Dobchuk no longer counts how many times he has landed on sheer ice. “You have to find a suitable place to land while moving at 160 kph, and there are no runways, so you need a good eye.” And a lot of experience. The ice could be melting, and bumps or standing water could ruin the skis. From the air, you also have to estimate the thickness of the ice and whether or not the floe will crack beneath your weight. “Taking off and flying back would be impossible then – you don’t want that.”

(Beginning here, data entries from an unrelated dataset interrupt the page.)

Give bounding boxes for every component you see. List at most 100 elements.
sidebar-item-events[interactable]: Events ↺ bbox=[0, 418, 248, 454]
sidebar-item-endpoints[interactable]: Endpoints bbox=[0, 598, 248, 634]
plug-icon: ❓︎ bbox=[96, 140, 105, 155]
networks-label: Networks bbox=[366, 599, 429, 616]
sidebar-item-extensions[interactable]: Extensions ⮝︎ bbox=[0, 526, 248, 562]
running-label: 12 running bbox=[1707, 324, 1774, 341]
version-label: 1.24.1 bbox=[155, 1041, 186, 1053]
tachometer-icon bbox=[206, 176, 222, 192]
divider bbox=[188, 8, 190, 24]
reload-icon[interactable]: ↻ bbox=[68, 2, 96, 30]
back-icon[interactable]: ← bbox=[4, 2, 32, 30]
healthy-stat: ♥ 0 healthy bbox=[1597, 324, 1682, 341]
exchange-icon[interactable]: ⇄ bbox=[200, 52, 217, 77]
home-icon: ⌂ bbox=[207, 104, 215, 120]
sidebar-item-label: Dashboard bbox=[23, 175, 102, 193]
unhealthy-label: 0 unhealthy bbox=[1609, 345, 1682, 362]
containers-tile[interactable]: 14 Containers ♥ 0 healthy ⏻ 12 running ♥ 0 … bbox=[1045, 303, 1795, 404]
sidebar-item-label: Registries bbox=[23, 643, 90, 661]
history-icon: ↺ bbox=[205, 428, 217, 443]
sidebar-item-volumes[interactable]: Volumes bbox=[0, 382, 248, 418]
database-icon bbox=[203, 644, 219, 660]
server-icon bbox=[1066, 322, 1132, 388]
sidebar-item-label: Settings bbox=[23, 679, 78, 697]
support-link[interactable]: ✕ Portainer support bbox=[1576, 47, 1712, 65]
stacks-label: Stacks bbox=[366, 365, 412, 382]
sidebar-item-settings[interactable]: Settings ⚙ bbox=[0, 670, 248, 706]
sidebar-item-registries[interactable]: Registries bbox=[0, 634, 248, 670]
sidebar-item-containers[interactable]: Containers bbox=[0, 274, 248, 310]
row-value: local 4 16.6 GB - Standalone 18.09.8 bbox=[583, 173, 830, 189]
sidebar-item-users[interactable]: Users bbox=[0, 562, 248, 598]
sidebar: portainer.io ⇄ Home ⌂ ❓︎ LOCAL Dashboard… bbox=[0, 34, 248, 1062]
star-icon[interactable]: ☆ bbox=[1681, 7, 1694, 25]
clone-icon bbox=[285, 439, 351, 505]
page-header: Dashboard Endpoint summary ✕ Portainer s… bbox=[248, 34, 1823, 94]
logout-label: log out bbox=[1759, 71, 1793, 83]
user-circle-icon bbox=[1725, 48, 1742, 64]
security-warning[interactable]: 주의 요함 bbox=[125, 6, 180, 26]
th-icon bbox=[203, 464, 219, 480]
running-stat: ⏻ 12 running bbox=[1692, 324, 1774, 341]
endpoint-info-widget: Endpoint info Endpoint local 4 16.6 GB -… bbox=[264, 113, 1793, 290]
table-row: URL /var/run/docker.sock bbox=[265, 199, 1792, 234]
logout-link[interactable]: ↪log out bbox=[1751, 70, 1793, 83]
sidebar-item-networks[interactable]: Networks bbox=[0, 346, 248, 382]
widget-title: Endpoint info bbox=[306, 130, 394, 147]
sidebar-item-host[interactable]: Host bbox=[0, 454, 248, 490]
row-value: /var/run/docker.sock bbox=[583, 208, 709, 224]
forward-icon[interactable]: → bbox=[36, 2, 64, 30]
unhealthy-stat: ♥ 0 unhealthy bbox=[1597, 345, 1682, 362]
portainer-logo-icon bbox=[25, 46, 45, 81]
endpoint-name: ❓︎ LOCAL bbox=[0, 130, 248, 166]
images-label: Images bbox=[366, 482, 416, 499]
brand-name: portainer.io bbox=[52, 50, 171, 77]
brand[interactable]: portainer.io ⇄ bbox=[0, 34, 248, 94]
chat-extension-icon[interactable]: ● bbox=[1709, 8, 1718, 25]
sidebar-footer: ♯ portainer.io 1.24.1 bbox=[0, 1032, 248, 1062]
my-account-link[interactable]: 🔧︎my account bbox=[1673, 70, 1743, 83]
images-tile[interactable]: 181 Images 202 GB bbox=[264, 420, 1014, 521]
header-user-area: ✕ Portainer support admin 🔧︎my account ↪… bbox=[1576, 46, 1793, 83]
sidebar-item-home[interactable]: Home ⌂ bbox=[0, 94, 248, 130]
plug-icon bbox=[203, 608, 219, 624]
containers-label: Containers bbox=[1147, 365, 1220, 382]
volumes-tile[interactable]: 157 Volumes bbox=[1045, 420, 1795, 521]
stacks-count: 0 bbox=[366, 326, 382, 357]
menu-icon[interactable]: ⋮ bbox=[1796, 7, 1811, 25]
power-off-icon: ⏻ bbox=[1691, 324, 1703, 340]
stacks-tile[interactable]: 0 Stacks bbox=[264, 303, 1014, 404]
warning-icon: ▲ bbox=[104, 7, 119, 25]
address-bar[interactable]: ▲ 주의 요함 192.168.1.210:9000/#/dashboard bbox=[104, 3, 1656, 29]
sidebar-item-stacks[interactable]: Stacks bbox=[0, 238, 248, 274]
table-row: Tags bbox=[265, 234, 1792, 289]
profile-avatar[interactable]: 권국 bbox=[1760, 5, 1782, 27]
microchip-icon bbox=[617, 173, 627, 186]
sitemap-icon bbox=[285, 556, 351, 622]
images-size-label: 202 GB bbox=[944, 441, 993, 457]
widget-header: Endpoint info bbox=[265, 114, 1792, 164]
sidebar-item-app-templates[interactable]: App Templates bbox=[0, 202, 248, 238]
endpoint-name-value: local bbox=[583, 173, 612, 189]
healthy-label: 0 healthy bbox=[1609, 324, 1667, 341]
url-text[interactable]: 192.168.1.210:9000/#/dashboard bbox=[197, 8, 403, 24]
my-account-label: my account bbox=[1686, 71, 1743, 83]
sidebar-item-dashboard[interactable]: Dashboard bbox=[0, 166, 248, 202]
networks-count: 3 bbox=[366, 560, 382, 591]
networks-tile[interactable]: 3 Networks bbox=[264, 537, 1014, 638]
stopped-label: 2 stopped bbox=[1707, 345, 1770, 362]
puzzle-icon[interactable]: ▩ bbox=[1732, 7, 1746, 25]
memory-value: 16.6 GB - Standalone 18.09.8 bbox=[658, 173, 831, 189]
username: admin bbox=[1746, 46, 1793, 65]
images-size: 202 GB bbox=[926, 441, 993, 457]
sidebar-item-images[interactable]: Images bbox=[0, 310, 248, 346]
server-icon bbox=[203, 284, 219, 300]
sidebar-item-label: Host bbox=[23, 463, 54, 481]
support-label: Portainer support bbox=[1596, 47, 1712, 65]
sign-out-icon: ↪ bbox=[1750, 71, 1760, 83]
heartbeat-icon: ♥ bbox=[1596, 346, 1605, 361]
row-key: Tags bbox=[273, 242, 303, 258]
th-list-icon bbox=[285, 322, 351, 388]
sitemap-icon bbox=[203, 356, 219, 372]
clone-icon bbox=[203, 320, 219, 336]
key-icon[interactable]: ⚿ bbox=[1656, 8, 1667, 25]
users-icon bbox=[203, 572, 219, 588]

In the hangar, the mechanics are readying a couple of Twin Otters for the coming season in Antarctica. During the summer, Kenn Borek Air flies regular missions there and also flies the red-and-white DC-3 Chinare for the Polar Research Institute of China. Dismantled skis, ice hammers, pumps and survival gear are scattered around; warm sleeping bags are ready to go on board. Maps hang on the office walls of the various regions where Kenn Borek Air operates: Alaska, Indonesia, Australia, the North Pole. On a table beside the reception desk, a thank-you letter addressed to the crew of the most recent South Pole mission bears the stamp of the U.S. government – and the signature of none other than Barack Obama.